The generalizability of programs synthesized by genetic programming (GP) to unseen test cases is one of the main challenges of GP-based program synthesis. Recent work showed that increasing the amount of training data improves the generalizability of the programs synthesized by GP. However, generating training data is usually an expensive task as the output value for every training case must be calculated manually by the user. Therefore, this work suggests an approximation of the expected generalization ability of solution candidates found by GP. To obtain candidate solutions that all solve the training cases, but are structurally different, a GP run is not stopped after the first solution is found that solves all training instances but search continues for more generations. For all found candidate solutions (solving all training cases), we calculate the behavioral vector for a set of randomly generated additional inputs. The proportion of the number of different found candidate solutions generating the same behavioral vector with highest frequency compared to all other found candidate solutions with different behavior can serve as an approximation for the generalizability of the found solutions.
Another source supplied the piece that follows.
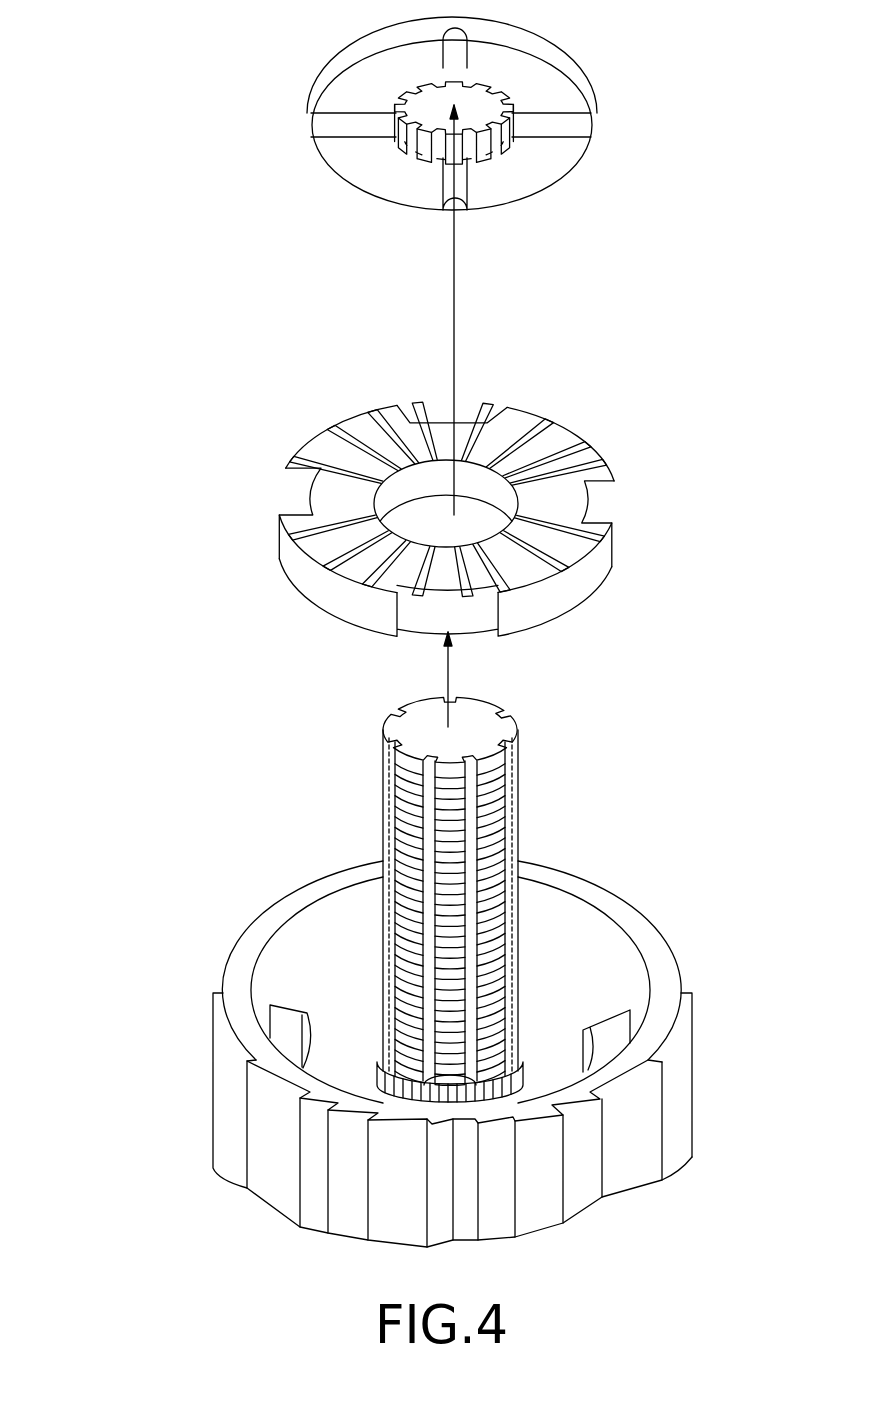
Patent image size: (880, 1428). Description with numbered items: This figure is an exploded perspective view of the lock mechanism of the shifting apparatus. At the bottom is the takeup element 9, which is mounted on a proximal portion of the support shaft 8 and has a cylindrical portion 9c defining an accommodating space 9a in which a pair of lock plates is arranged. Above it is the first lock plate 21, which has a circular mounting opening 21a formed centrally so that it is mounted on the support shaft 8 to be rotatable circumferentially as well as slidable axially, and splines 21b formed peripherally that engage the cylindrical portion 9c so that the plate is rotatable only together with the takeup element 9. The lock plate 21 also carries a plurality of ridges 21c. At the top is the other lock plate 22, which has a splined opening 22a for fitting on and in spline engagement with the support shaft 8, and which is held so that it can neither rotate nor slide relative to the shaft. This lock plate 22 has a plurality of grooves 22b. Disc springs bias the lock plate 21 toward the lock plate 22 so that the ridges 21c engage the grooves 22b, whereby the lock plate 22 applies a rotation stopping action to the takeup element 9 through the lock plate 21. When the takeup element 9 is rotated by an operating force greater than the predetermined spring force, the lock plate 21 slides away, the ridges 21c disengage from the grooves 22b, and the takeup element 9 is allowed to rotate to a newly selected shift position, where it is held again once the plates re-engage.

The paper presents experimental results for a number of standard program synthesis problems confirming the high prediction accuracy.

### Genetic programming is naturally suited to evolve bagging ensembles

Learning ensembles by bagging can substantially improve the generalization performance of low-bias, high-variance estimators, including those evolved by Genetic Programming (GP). To be efficient, modern GP algorithms for evolving (bagging) ensembles typically rely on several (often inter-connected) mechanisms and respective hyper-parameters, ultimately compromising ease of use. In this paper, we provide experimental evidence that such complexity might not be warranted. We show that minor changes to fitness evaluation and selection are sufficient to make a simple and otherwise-traditional GP algorithm evolve ensembles efficiently. The key to our proposal is to exploit the way bagging works to compute, for each individual in the population, multiple fitness values (instead of one) at a cost that is only marginally higher than the one of a normal fitness evaluation. Experimental comparisons on classification and regression tasks taken and reproduced from prior studies show that our algorithm fares very well against state-of-the-art ensemble and non-ensemble GP algorithms. We further provide insights into the proposed approach by (i) scaling the ensemble size, (ii) ablating the changes to selection, (iii) observing the evolvability induced by traditional subtree variation.
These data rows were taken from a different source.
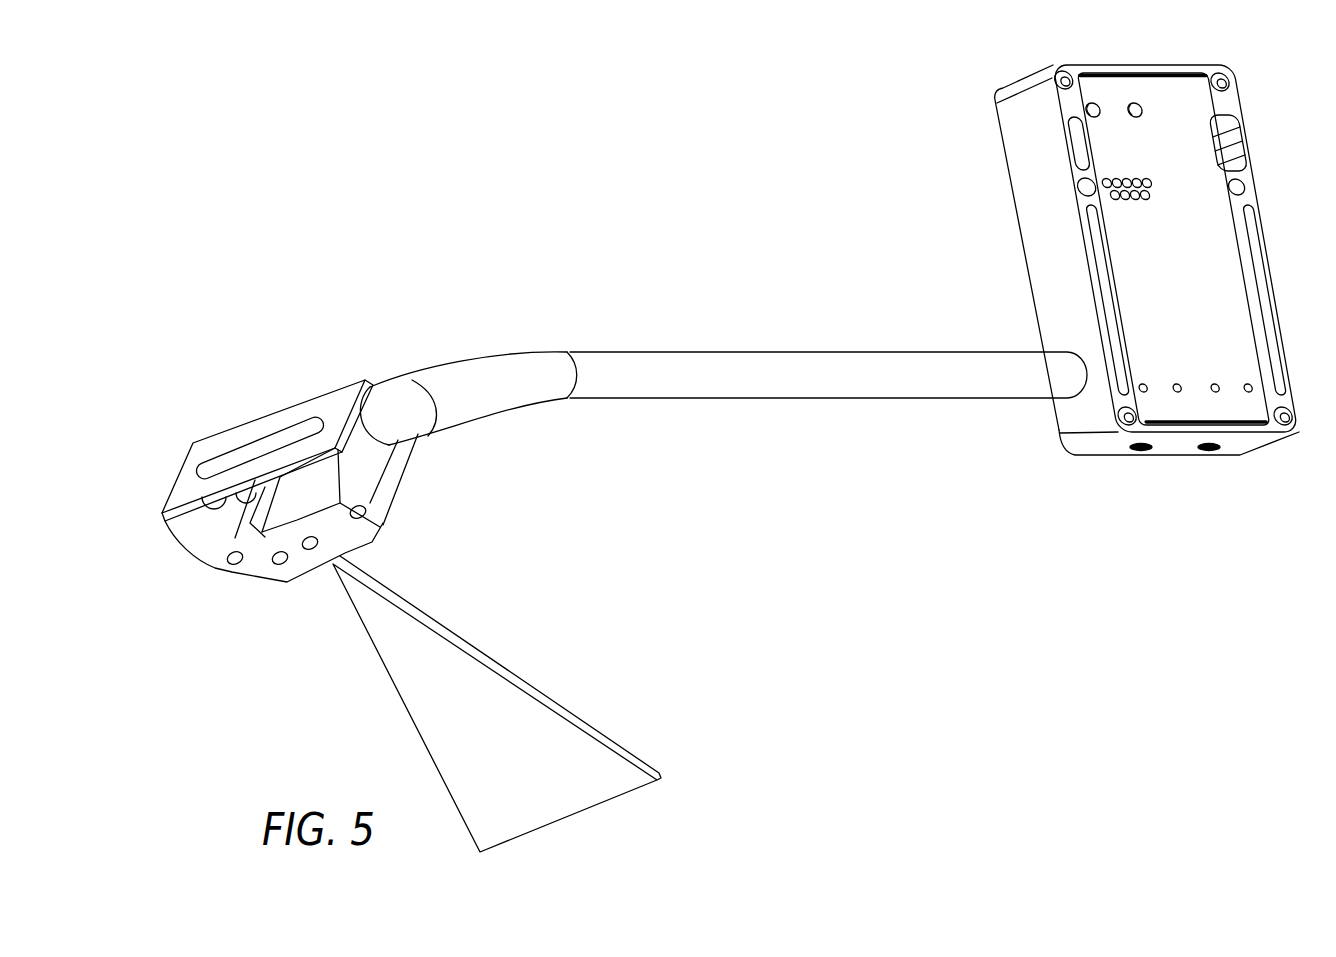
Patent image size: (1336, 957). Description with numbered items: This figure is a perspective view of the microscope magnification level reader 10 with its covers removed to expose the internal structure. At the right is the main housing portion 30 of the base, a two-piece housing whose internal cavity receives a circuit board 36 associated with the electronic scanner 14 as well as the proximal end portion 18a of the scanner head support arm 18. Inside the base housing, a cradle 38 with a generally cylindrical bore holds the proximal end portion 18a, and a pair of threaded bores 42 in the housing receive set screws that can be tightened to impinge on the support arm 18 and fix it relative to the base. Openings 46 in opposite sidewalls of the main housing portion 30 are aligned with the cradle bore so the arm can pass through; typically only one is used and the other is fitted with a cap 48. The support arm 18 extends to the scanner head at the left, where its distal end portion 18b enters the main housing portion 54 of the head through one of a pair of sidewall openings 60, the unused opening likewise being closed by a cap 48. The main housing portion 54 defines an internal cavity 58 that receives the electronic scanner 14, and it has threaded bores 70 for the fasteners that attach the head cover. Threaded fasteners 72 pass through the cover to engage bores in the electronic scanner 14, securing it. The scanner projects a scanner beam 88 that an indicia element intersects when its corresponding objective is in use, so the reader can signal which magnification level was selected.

The microscope magnification level reader 10 is at (672, 137).
The electronic scanner 14 is at (318, 562).
The scanner head support arm 18 is at (713, 350).
The proximal end portion of support arm 18a is at (992, 320).
The distal end portion of support arm 18b is at (390, 375).
The main housing portion 30 is at (1025, 167).
The circuit board 36 is at (1213, 290).
The cradle 38 is at (1248, 232).
The threaded bores 42 is at (1135, 460).
The openings 46 is at (1077, 348).
The cap 48 is at (203, 541).
The main housing portion 54 is at (335, 403).
The internal cavity 58 is at (207, 537).
The openings 60 is at (395, 452).
The threaded bores 70 is at (365, 523).
The threaded fasteners 72 is at (308, 551).
The scanner beam 88 is at (557, 703).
Code: https://github.com/marcovirgolin/2SEGP.

### Evolvability and complexity properties of the digital circuit genotype-phenotype map

Recent research on genotype-phenotype (G-P) maps in natural evolution has contributed significantly to our understanding of neutrality, redundancy, robustness, and evolvability. Here we investigate the properties of the digital logic gate G-P map and show that this map shares many of the common properties of natural G-P maps, with the exception of a positive relationship between evolvability and robustness. Our results show that in some cases robustness and evolvability may be negatively related as a result of the method used to approximate evolvability. We give two definitions of circuit complexity and empirically show that these two definitions are closely related. This study leads to a better understanding of the relationships between redundancy, robustness, and evolvability in genotype-phenotype maps. We further investigate these results in the context of complexity and show the relationships between phenotypic complexity and phenotypic redundancy, robustness and evolvability.